A starting point for developing a cloud strategy is determining what your enterprise can and should use the cloud for. "Cloud is most interesting when it's not just about how the CTO can make it happen, but it's about what can make the CEO excited about what it can do for the business," Gens says. The cloud can be an entire service architecture that can change IT staffing, cost structures and business processes, for the better or worse depending on how it's implemented.
The emergence of cloud, Gens says, marks an evolution in IT platforms. The first platform in the early days of enterprise computing was around the mainframe and terminal model. A second platform embraced the Internet and a client-server model, which was dominated by the PC.
"Right now we're in the middle of the forming of a third platform," Gens says, with the cloud at the back end of it. Meanwhile, the front end is moving beyond the PC by enabling mobile devices to be the main access point to the cloud.
2) What's the right pace for cloud adoption?

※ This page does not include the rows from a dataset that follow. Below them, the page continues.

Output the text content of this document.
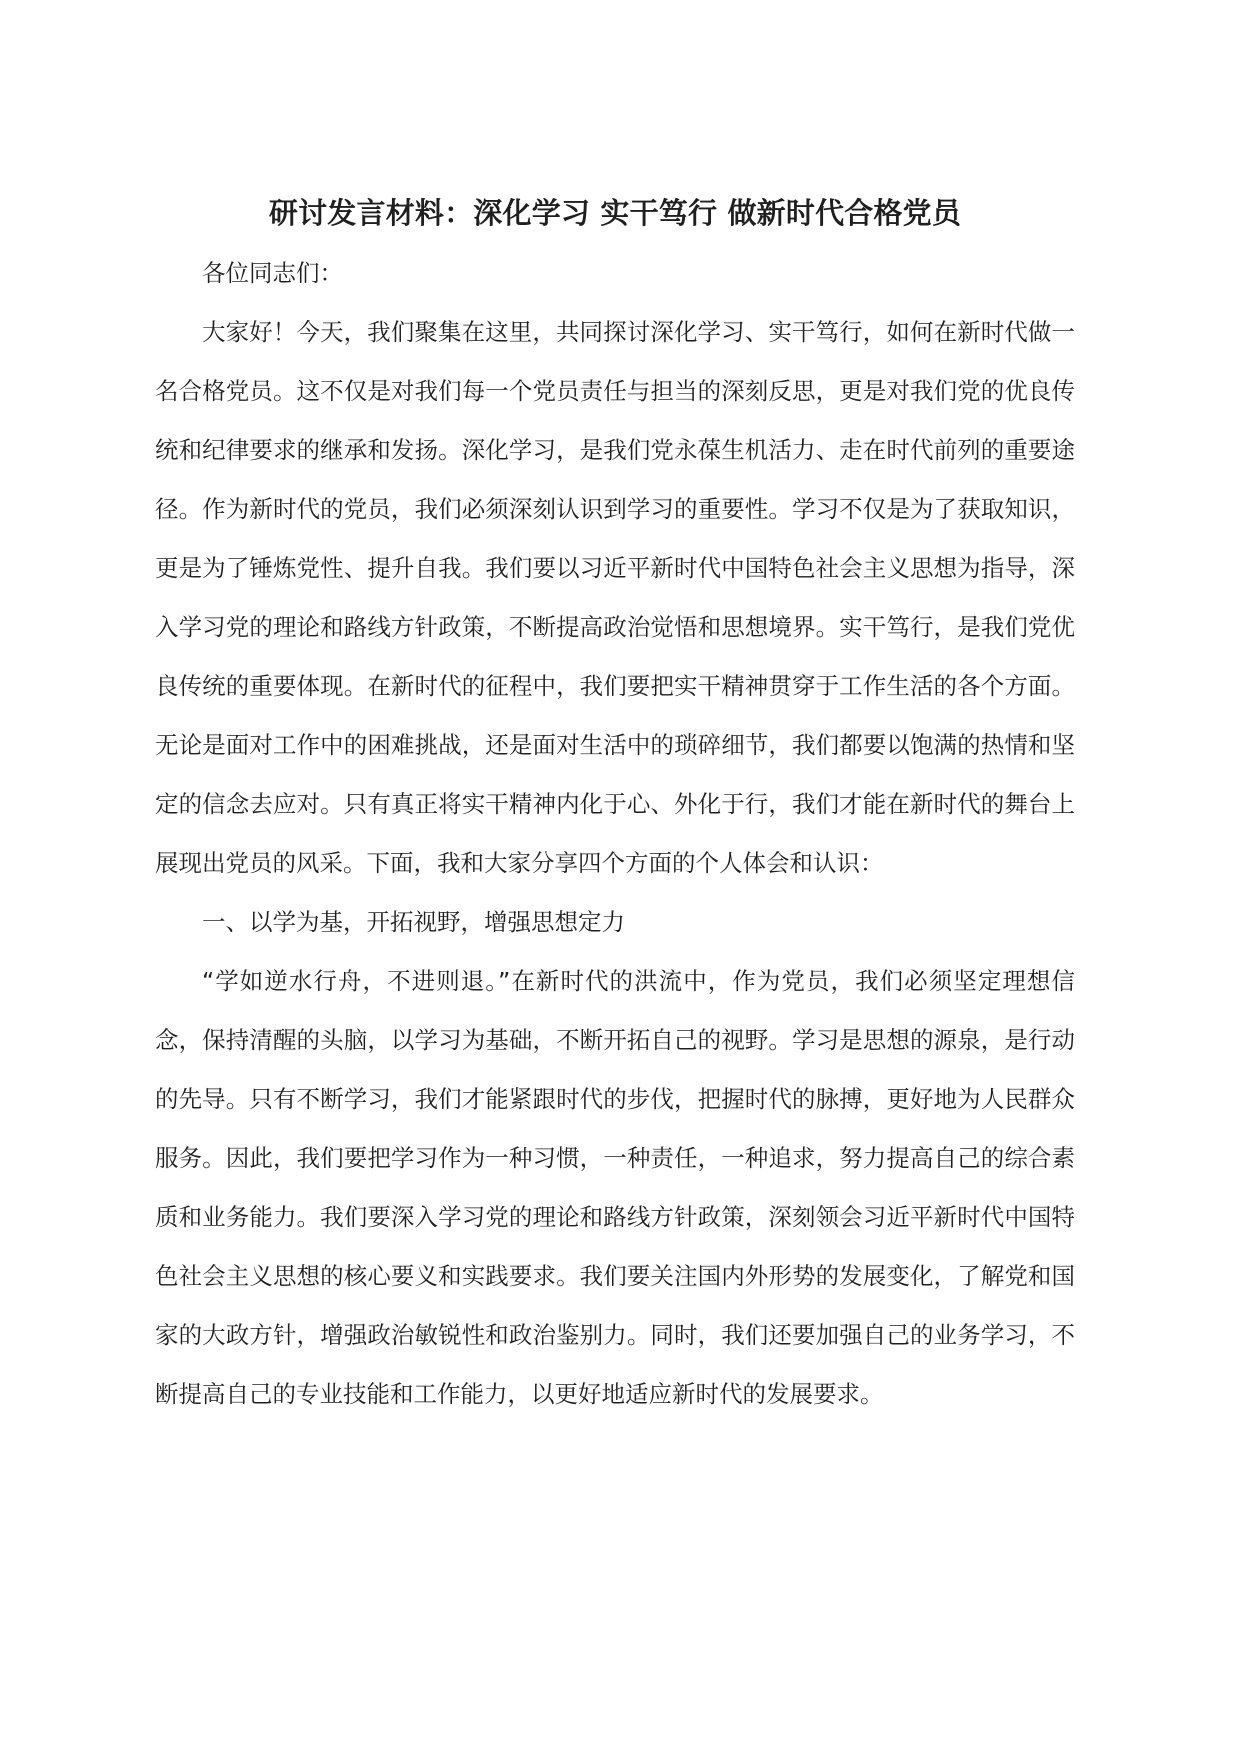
研讨发言材料：深化学习 实干笃行 做新时代合格党员

各位同志们：

大家好！今天，我们聚集在这里，共同探讨深化学习、实干笃行，如何在新时代做一名合格党员。这不仅是对我们每一个党员责任与担当的深刻反思，更是对我们党的优良传统和纪律要求的继承和发扬。深化学习，是我们党永葆生机活力、走在时代前列的重要途径。作为新时代的党员，我们必须深刻认识到学习的重要性。学习不仅是为了获取知识，更是为了锤炼党性、提升自我。我们要以习近平新时代中国特色社会主义思想为指导，深入学习党的理论和路线方针政策，不断提高政治觉悟和思想境界。实干笃行，是我们党优良传统的重要体现。在新时代的征程中，我们要把实干精神贯穿于工作生活的各个方面。无论是面对工作中的困难挑战，还是面对生活中的琐碎细节，我们都要以饱满的热情和坚定的信念去应对。只有真正将实干精神内化于心、外化于行，我们才能在新时代的舞台上展现出党员的风采。下面，我和大家分享四个方面的个人体会和认识：

一、以学为基，开拓视野，增强思想定力

“学如逆水行舟，不进则退。”在新时代的洪流中，作为党员，我们必须坚定理想信念，保持清醒的头脑，以学习为基础，不断开拓自己的视野。学习是思想的源泉，是行动的先导。只有不断学习，我们才能紧跟时代的步伐，把握时代的脉搏，更好地为人民群众服务。因此，我们要把学习作为一种习惯，一种责任，一种追求，努力提高自己的综合素质和业务能力。我们要深入学习党的理论和路线方针政策，深刻领会习近平新时代中国特色社会主义思想的核心要义和实践要求。我们要关注国内外形势的发展变化，了解党和国家的大政方针，增强政治敏锐性和政治鉴别力。同时，我们还要加强自己的业务学习，不断提高自己的专业技能和工作能力，以更好地适应新时代的发展要求。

Many organizations question exactly how aggressively they should adopt the cloud. The key, Gens says, is to put that question in a market context as to where peer companies are in the process. Is your industry an early adopter, is it in the early or late majority, or is it a lagging industry for the cloud? "Folks are pushing hard on cloud, and I believe we're at the front of the early majority in most markets," he says. It's important to make sure your enterprise is working at a pace that's relevant to your industry sector.
3) What's the right model for cloud adoption?
There are fundamental questions that the highest levels of an enterprise executive team must consider if they're moving to the cloud, Gens says. One of the major differentiating factors is to embrace a public or private cloud model, with the difference being who is managing the cloud. In a private cloud the IT user still has control over cloud management, whereas in a public cloud, it is managed by the provider. Gens says an increasingly common structure is a managed private cloud, which is dedicated, single-tenant cloud infrastructure in a public cloud environment. A variety of players offer such services, including Terremark, a Verizon company, and Amazon Web Services and Rackspace. As connections to public clouds continue to improve through VPNs and direct Ethernet links, those managed private clouds become an attractive option that allows for the security of a private cloud while leveraging the economies of scale of a public cloud.